🤖 AI Summary
Data-aware business process models (e.g., BPMN) lack formal execution semantics and automated verification support, hindering rigorous analysis and trustworthiness. Method: This paper introduces BPMN-ProX—the first executable BPMN testing framework integrating formal verification with low-code development. It is grounded in a rigorous formal semantics for data-aware BPMN, incorporates state-of-the-art model checking for automated state-space exploration, and provides a graphical, low-code interactive interface. Contribution/Results: BPMN-ProX pioneers the embedding of formal verification capabilities directly into low-code process platforms, bridging the gap between theoretical modeling and industrial practice. Experimental evaluation demonstrates significant improvements in verification efficiency and accuracy, enables non-technical stakeholders to participate in collaborative modeling, and validates high practicality, scalability, and system trustworthiness in real-world deployments.
📝 Abstract
In recent years, there has been a growing interest in the verification of business process models. Despite their lack of formal characterization, these models are widely adopted in both industry and academia.
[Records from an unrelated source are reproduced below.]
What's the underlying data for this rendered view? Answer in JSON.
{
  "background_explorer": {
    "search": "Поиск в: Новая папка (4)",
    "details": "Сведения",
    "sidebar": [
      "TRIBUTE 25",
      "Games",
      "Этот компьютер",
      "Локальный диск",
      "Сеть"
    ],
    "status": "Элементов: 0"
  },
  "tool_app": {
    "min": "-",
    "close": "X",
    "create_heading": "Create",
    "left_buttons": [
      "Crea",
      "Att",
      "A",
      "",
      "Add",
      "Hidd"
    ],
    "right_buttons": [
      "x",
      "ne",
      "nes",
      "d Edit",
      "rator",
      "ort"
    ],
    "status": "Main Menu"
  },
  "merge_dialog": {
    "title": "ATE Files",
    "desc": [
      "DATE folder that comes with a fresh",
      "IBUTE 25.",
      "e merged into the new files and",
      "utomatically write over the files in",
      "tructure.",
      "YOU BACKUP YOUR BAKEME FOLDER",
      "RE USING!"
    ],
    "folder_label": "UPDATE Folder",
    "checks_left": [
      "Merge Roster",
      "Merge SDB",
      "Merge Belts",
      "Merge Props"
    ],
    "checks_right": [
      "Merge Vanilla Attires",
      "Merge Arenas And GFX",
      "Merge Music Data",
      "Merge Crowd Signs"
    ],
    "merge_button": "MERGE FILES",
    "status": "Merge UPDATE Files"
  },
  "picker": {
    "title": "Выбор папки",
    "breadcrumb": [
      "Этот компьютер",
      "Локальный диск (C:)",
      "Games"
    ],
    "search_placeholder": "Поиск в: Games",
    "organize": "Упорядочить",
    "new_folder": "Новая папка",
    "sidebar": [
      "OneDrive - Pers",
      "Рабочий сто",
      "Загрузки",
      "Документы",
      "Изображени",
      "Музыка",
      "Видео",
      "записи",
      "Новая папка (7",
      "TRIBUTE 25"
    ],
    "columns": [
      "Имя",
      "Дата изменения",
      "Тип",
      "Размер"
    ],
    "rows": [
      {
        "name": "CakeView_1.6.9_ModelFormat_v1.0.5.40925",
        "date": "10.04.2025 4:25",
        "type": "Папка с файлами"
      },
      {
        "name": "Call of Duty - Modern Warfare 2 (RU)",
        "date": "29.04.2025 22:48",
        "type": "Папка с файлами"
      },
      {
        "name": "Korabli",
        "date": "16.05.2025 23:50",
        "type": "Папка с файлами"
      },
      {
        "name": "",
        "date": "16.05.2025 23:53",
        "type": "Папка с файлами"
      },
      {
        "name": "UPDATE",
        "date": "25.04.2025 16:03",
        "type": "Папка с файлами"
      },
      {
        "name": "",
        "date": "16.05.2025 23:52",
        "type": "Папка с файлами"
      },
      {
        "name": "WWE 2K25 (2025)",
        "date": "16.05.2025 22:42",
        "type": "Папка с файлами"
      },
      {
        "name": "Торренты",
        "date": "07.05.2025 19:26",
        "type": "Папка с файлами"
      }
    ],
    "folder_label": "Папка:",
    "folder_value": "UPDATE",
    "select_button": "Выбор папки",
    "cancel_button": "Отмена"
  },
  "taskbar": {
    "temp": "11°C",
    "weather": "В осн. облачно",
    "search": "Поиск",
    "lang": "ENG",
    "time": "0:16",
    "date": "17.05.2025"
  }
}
To address this issue, formalizing the execution semantics of business process modeling languages is essential. Since data and process are two facets of the same coin, and data are critical elements in the execution of process models, this work introduces Proving an eXecutable BPMN injected with data, BPMN-ProX. BPMN-ProX is a low-code testing framework that significantly enhances the verification of data-aware BPMN. This low-code platform helps bridge the gap between non-technical experts and professionals by proposing a tool that integrates advanced data handling and employs a robust verification mechanism through state-of-the-art model checkers. This innovative approach combines theoretical verification with practical modeling, fostering more agile, reliable, and user-centric business process management.